"My dear fellow, you must be making a mistake."
"I'm making no mistake," returned Guy doggedly. "Aunt Jelly says it is common talk. Have you heard anything about it?"
"You know I never pay attention to gossip," said Gartney evasively, "I don't even listen to it, but you may be certain that anyone who poses as the cher ami of Mrs. Veilsturm won't escape calumny."
"I don't pose as the cher ami of Mrs. Veilsturm," said Errington fiercely. "I don't care two straws about her."
"Actions speak louder than words. You certainly have acted as if you did."
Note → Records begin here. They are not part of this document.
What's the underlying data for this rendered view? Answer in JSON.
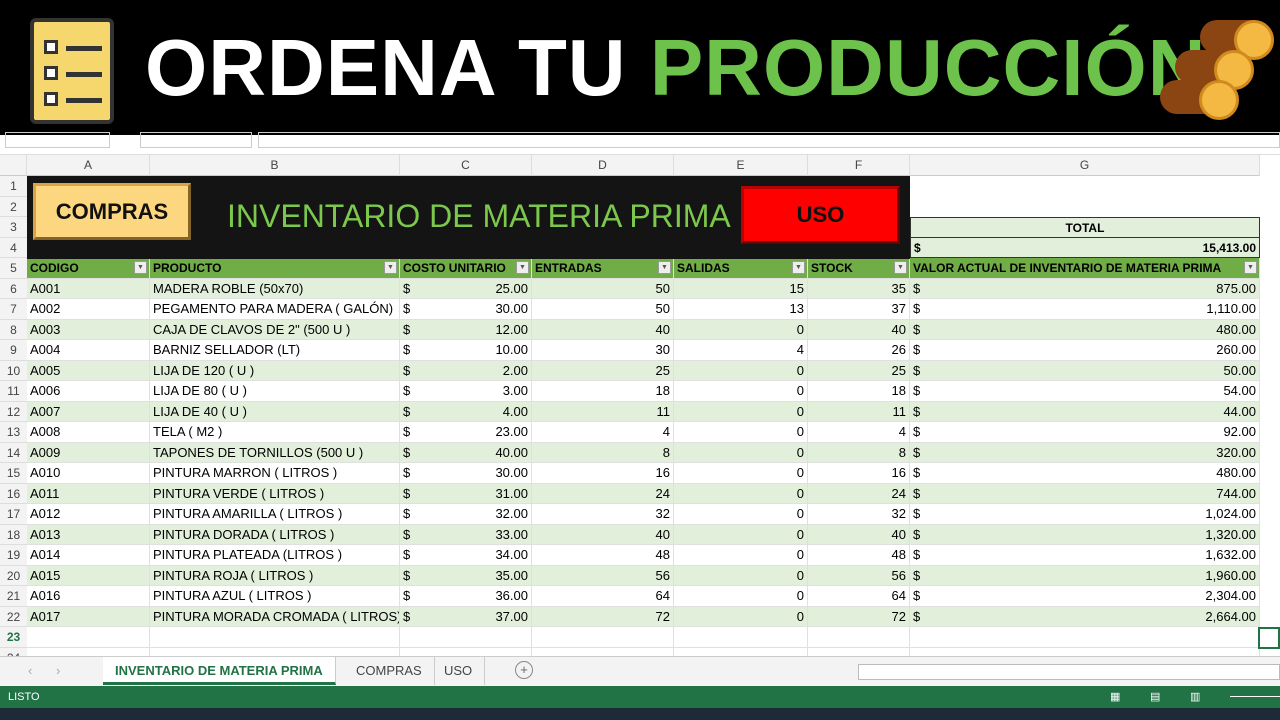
{
  "banner": {
    "title_white": "ORDENA TU ",
    "title_green": "PRODUCCIÓN",
    "icons": [
      "clipboard-checklist-icon",
      "wood-logs-icon"
    ]
  },
  "columns": [
    "A",
    "B",
    "C",
    "D",
    "E",
    "F",
    "G"
  ],
  "buttons": {
    "compras": "COMPRAS",
    "uso": "USO"
  },
  "sheet_title": "INVENTARIO DE MATERIA PRIMA",
  "total": {
    "label": "TOTAL",
    "currency": "$",
    "value": "15,413.00"
  },
  "headers": [
    "CODIGO",
    "PRODUCTO",
    "COSTO UNITARIO",
    "ENTRADAS",
    "SALIDAS",
    "STOCK",
    "VALOR ACTUAL DE INVENTARIO DE MATERIA PRIMA"
  ],
  "rows": [
    [
      "A001",
      "MADERA  ROBLE  (50x70)",
      "25.00",
      "50",
      "15",
      "35",
      "875.00"
    ],
    [
      "A002",
      "PEGAMENTO PARA MADERA ( GALÓN)",
      "30.00",
      "50",
      "13",
      "37",
      "1,110.00"
    ],
    [
      "A003",
      "CAJA DE CLAVOS DE 2\"  (500 U )",
      "12.00",
      "40",
      "0",
      "40",
      "480.00"
    ],
    [
      "A004",
      "BARNIZ SELLADOR (LT)",
      "10.00",
      "30",
      "4",
      "26",
      "260.00"
    ],
    [
      "A005",
      "LIJA DE 120 ( U )",
      "2.00",
      "25",
      "0",
      "25",
      "50.00"
    ],
    [
      "A006",
      "LIJA DE 80 ( U )",
      "3.00",
      "18",
      "0",
      "18",
      "54.00"
    ],
    [
      "A007",
      "LIJA DE 40  ( U )",
      "4.00",
      "11",
      "0",
      "11",
      "44.00"
    ],
    [
      "A008",
      "TELA ( M2 )",
      "23.00",
      "4",
      "0",
      "4",
      "92.00"
    ],
    [
      "A009",
      "TAPONES DE TORNILLOS (500 U )",
      "40.00",
      "8",
      "0",
      "8",
      "320.00"
    ],
    [
      "A010",
      "PINTURA MARRON ( LITROS )",
      "30.00",
      "16",
      "0",
      "16",
      "480.00"
    ],
    [
      "A011",
      "PINTURA VERDE ( LITROS )",
      "31.00",
      "24",
      "0",
      "24",
      "744.00"
    ],
    [
      "A012",
      "PINTURA AMARILLA ( LITROS )",
      "32.00",
      "32",
      "0",
      "32",
      "1,024.00"
    ],
    [
      "A013",
      "PINTURA DORADA ( LITROS )",
      "33.00",
      "40",
      "0",
      "40",
      "1,320.00"
    ],
    [
      "A014",
      "PINTURA PLATEADA (LITROS )",
      "34.00",
      "48",
      "0",
      "48",
      "1,632.00"
    ],
    [
      "A015",
      "PINTURA ROJA ( LITROS )",
      "35.00",
      "56",
      "0",
      "56",
      "1,960.00"
    ],
    [
      "A016",
      "PINTURA AZUL ( LITROS )",
      "36.00",
      "64",
      "0",
      "64",
      "2,304.00"
    ],
    [
      "A017",
      "PINTURA MORADA CROMADA ( LITROS)",
      "37.00",
      "72",
      "0",
      "72",
      "2,664.00"
    ]
  ],
  "currency": "$",
  "tabs": [
    "INVENTARIO DE  MATERIA PRIMA",
    "COMPRAS",
    "USO"
  ],
  "status": "LISTO",
  "colors": {
    "header_green": "#70ad47",
    "band_green": "#e2efda",
    "excel_green": "#217346",
    "title_green": "#7cc84c"
  }
}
"Good Heavens, Eustace, you surely don't believe all these lies?" retorted Guy wrathfully, rising from his chair.
"I never said I did," answered his cousin coolly, "but I'm looking at it now from the world's point of view. Mrs. Veilsturm has certainly made a dead set at you, and you, thinking it was natural amiability, have played into her hands. You, no doubt, call it friendship, but the world doesn't."
"It is friendship. Indeed, hardly that as far as I am concerned, as I don't care if I never saw Mrs. Veilsturm again. She has taken an unaccountable fancy to me, and I'm no Joseph where a pretty woman is concerned, but as for leaving my dear wife for a meretricious woman like that--Good God!"
"Well, let the world talk as it likes, so long as it isn't speaking the truth," said Eustace impatiently. "Who cares? If you expect justice from your fellow creatures, you won't get it. As to Aunt Jelly, old women are privileged gossips. It don't matter to you."
"But it does matter to me, I tell you," cried Guy violently, walking to and fro, "she has written all about these lies to my wife."